Search papers, labs, and topics across Lattice.
This paper introduces PhysAssistBench, a benchmark designed to evaluate the interactive assistance capabilities of medical LLMs in real-world doctor-patient-EHR scenarios, constructed from actual MIMIC-IV cases. The study highlights that current leading LLMs struggle to provide reliable assistance due to their inability to effectively coordinate clinical knowledge, patient communication, and EHR system interactions within a single interaction. The findings reveal a significant bottleneck in the development of clinical LLMs, emphasizing the need for integrated capabilities rather than isolated improvements.
Current LLMs falter in delivering reliable medical assistance, exposing a critical gap in their ability to coordinate knowledge, communication, and EHR interactions.

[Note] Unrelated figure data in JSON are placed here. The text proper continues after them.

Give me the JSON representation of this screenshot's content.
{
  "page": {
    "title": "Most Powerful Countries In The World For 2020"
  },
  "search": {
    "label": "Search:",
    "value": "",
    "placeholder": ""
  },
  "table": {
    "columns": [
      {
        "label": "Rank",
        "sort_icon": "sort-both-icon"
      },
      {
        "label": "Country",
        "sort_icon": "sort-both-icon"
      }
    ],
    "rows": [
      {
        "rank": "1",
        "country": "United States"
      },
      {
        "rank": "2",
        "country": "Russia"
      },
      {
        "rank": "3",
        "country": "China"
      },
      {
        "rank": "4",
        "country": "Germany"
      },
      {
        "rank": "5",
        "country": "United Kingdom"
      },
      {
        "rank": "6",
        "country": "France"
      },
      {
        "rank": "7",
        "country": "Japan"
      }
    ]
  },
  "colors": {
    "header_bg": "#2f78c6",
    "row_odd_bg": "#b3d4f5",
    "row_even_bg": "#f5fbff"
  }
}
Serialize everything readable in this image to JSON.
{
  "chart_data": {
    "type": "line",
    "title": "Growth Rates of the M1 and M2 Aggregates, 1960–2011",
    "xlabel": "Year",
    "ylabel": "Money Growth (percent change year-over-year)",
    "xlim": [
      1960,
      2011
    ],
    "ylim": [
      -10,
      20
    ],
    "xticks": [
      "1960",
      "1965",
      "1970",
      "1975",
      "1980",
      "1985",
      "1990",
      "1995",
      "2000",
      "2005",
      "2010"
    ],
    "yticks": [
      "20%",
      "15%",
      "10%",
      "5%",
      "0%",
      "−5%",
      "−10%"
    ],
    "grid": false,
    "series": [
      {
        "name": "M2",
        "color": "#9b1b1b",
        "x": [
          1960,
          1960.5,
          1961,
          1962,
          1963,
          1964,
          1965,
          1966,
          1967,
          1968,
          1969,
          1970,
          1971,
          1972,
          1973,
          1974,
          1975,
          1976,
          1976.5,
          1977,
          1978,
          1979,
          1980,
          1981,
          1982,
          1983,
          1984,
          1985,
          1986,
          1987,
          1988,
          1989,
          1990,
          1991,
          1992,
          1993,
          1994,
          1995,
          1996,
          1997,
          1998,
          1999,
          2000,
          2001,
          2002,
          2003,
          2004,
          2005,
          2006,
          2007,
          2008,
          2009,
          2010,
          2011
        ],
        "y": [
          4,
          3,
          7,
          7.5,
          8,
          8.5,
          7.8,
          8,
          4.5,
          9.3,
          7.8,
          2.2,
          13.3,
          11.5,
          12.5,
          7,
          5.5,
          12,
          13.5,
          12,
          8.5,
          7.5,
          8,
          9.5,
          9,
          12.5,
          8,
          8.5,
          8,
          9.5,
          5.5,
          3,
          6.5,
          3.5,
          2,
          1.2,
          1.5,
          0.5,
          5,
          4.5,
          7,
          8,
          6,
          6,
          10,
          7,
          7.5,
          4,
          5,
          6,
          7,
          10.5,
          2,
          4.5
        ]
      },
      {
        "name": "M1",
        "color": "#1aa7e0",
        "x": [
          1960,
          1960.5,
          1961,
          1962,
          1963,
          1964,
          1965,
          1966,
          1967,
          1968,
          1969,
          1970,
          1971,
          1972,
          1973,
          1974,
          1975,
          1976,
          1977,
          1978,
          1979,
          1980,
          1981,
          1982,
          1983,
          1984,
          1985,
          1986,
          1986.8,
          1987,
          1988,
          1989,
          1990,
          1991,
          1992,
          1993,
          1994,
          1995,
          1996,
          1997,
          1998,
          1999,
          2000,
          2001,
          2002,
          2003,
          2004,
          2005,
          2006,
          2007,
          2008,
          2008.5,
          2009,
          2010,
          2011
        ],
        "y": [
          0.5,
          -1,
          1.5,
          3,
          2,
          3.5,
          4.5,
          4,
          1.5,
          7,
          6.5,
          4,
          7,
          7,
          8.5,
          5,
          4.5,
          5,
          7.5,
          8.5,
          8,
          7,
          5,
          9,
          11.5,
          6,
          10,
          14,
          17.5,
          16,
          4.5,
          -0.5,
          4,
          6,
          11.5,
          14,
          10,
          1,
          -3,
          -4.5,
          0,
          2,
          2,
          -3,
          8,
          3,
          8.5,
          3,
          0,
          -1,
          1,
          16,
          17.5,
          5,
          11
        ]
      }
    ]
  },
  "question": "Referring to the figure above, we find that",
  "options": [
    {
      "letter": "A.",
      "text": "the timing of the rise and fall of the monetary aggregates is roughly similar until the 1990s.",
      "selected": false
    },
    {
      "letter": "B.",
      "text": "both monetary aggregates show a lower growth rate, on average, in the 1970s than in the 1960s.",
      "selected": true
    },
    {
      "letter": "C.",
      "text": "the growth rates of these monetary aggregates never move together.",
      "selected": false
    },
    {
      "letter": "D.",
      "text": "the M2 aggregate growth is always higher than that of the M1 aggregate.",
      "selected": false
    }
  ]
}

The most plausible near-term role of medical LLMs is to assist rather than replace physicians, yet current evaluations often test isolated capabilities: clinical knowledge, EHR system interaction, or patient communication. Physician assistance instead requires coordinating these capabilities within the same interaction, where physicians issue underspecified requests, patients describe symptoms ambiguously, and EHR systems demand precise tool use. We introduce PhysAssistBench, a benchmark for interactive doctor-patient-EHR assistance. Built from real MIMIC-IV cases, PhysAssistBench uses a scalable pipeline to construct agentic patients: interactive, record-grounded agents that turn static EHR records into multi-turn clinical scenarios while preserving clinical factuality. PhysAssistBench provides a curated bilingual evaluation set of 1,296 manually reviewed and physician-validated turns. Experiments with leading LLMs show that current models remain unreliable in this setting, which exposes a key bottleneck for clinical LLMs: reliable assistance requires coordination across knowledge, communication, and systems, not isolated gains in any of them.